Mutually Assured Destruction - The Nuclear Option

Company A is running a successful franchise operation, with dozens of franchisees. Company B acquires Company A. That’s the end of the franchise operation. This is different from Reorganization, in that R&D management in Company A has much reduced negotiating power vis-á-vis the management of R&D in Company B. R&D in the acquired company is essentially ‘that pile of stuff’. In these cases we execute the Nuclear Option – the End Game+. Corporate funding continues for a pre-negotiated period (18-24 months), but each franchisee must seek its own sources for longer-term funding.

The franchisees have several contractual escape clauses in the event of the Nuclear Option that allow this to happen:

  • Ownership of the Intellectual Property reverts to the Franchisee
  • Majority ownership in the franchisee transfers away from the corporation, if needed
  • Corporate Right of First Refusal expires (i.e., via an escape clause)
  • Corporate controls over franchisee management expire.

These clauses are built into the original Company A funding contract, exercisable only in the event of a Nuclear Option.
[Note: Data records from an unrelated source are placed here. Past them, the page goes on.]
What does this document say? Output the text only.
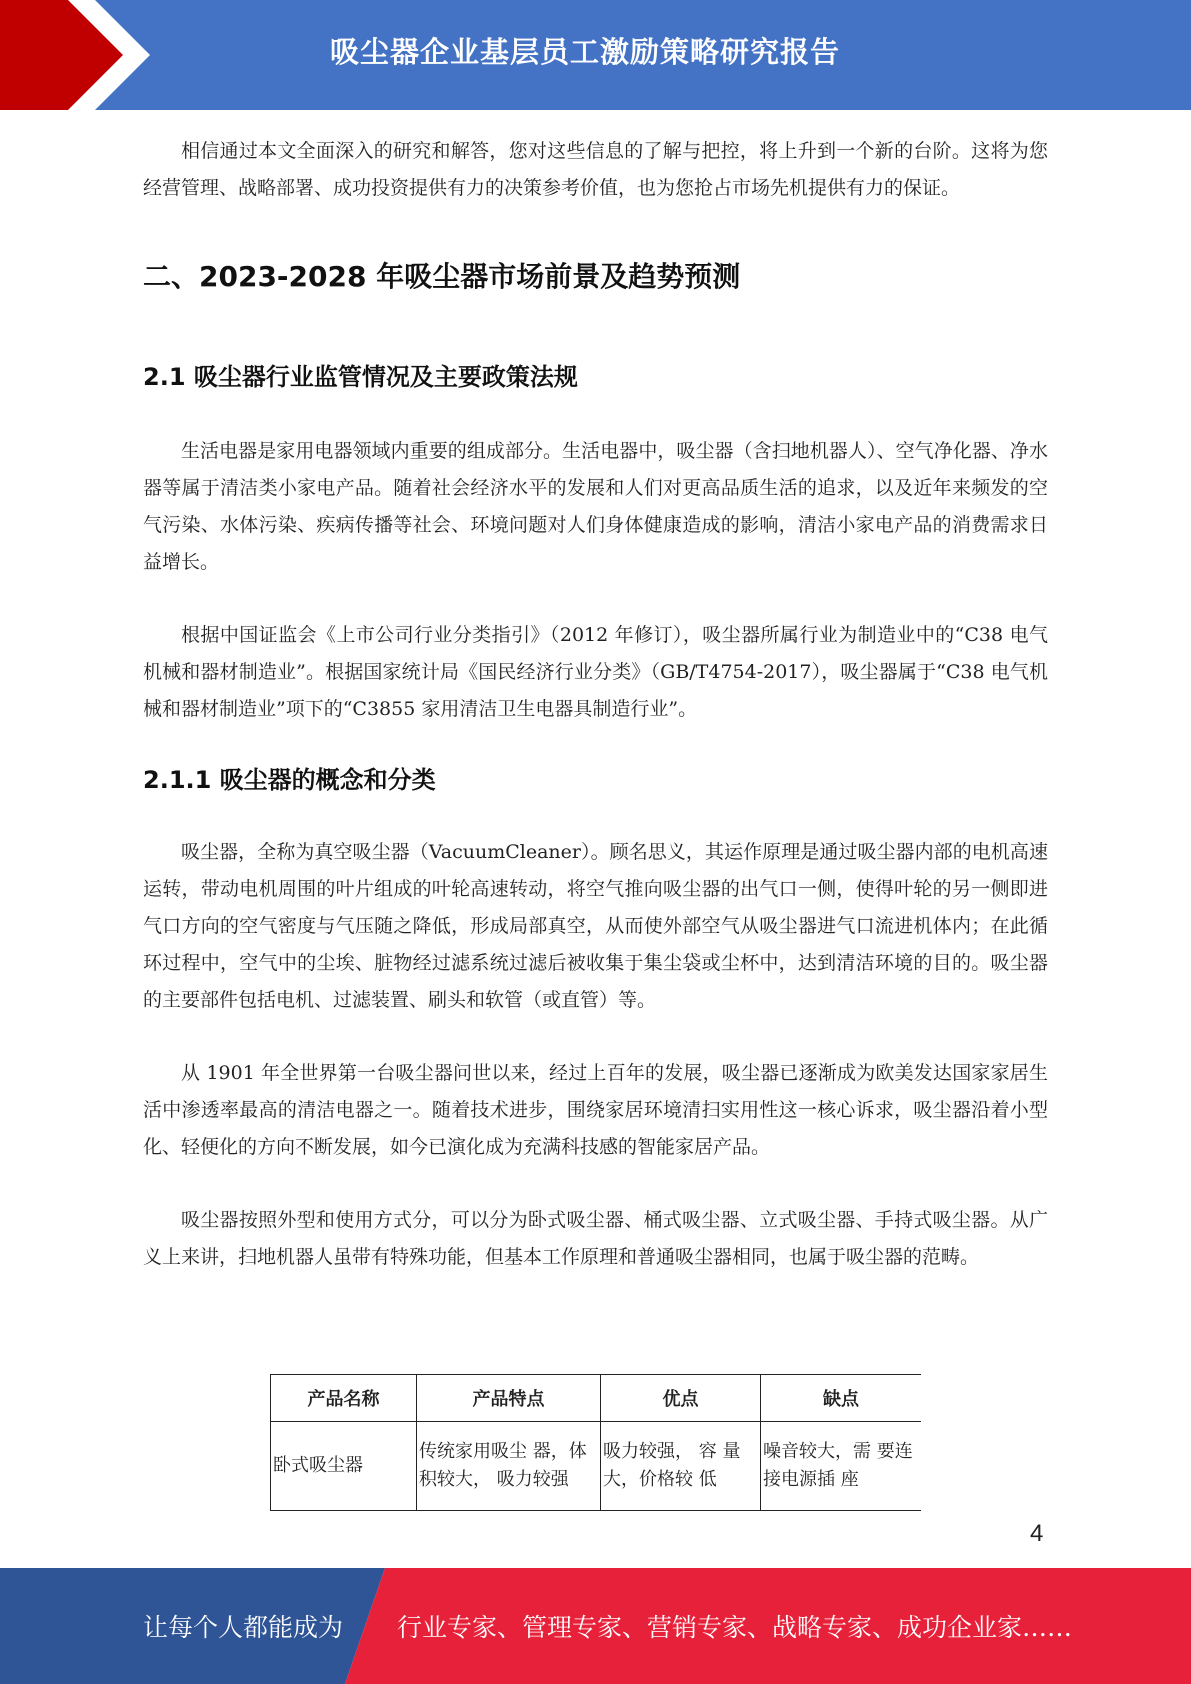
吸尘器企业基层员工激励策略研究报告

相信通过本文全面深入的研究和解答，您对这些信息的了解与把控，将上升到一个新的台阶。这将为您经营管理、战略部署、成功投资提供有力的决策参考价值，也为您抢占市场先机提供有力的保证。

二、2023-2028 年吸尘器市场前景及趋势预测
2.1 吸尘器行业监管情况及主要政策法规

生活电器是家用电器领域内重要的组成部分。生活电器中，吸尘器（含扫地机器人）、空气净化器、净水器等属于清洁类小家电产品。随着社会经济水平的发展和人们对更高品质生活的追求，以及近年来频发的空气污染、水体污染、疾病传播等社会、环境问题对人们身体健康造成的影响，清洁小家电产品的消费需求日益增长。

根据中国证监会《上市公司行业分类指引》（2012 年修订），吸尘器所属行业为制造业中的“C38 电气机械和器材制造业”。根据国家统计局《国民经济行业分类》（GB/T4754-2017），吸尘器属于“C38 电气机械和器材制造业”项下的“C3855 家用清洁卫生电器具制造行业”。

2.1.1 吸尘器的概念和分类

吸尘器，全称为真空吸尘器（VacuumCleaner）。顾名思义，其运作原理是通过吸尘器内部的电机高速运转，带动电机周围的叶片组成的叶轮高速转动，将空气推向吸尘器的出气口一侧，使得叶轮的另一侧即进气口方向的空气密度与气压随之降低，形成局部真空，从而使外部空气从吸尘器进气口流进机体内；在此循环过程中，空气中的尘埃、脏物经过滤系统过滤后被收集于集尘袋或尘杯中，达到清洁环境的目的。吸尘器的主要部件包括电机、过滤装置、刷头和软管（或直管）等。

从 1901 年全世界第一台吸尘器问世以来，经过上百年的发展，吸尘器已逐渐成为欧美发达国家家居生活中渗透率最高的清洁电器之一。随着技术进步，围绕家居环境清扫实用性这一核心诉求，吸尘器沿着小型化、轻便化的方向不断发展，如今已演化成为充满科技感的智能家居产品。

吸尘器按照外型和使用方式分，可以分为卧式吸尘器、桶式吸尘器、立式吸尘器、手持式吸尘器。从广义上来讲，扫地机器人虽带有特殊功能，但基本工作原理和普通吸尘器相同，也属于吸尘器的范畴。

产品名称	产品特点	优点	缺点
卧式吸尘器	传统家用吸尘 器，体积较大， 吸力较强	吸力较强， 容 量大，价格较 低	噪音较大，需 要连接电源插 座
4
让每个人都能成为 行业专家、管理专家、营销专家、战略专家、成功企业家……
Leadership of the acquiring company (B) must be made to see that it’s in their own self-interest (via a minority share) to allow the Investible Units+ to become as attractive as possible for outside investors.

The acquiring Company B may think there’s a diamond in the rough in amongst the disenfranchised research units, and may seek to acquire it on the cheap. We use the legal defense funds in the War Chest+ to ensure the targeted Investible Unit is able to negotiate on a level playing field. Our End Game reigns; Company B will have to pay dearly for a new contract with their desired franchisees (i.e., to retain the rights of first refusal).

Consider the case where a few of our franchisees had products in commercialization+ at the moment of the acquisition. The franchisees were expecting milestone or progress payments, and now the Company A commercial organization has been gutted, along with all its built up history and experience with the franchisee products. There are two choices: renegotiate the terms of sale of the blockbuster+-potential product with Company B allowing them to continue with the commercialization (perhaps including retainers for key Company A commercialization staff, where possible). Or, cut a deal with Company C to acquire the product and to continue the commercialization. Essentially, the original sale with Company A is voided, and new negotiations are started between the franchisees and Company B, C, D, etc.

Even though the franchisees most likely continue with their R&D pursuits, the power and vitality of the franchise operation will soon be lost. The disenfranchised research units will be hard put to achieve the level of productivity and enthusiasm they had as members of the franchise. That special organizational structure, one that was very long in the building, is gone. This is why we describe the Nuclear Option as a form of Mutually Assured Destruction.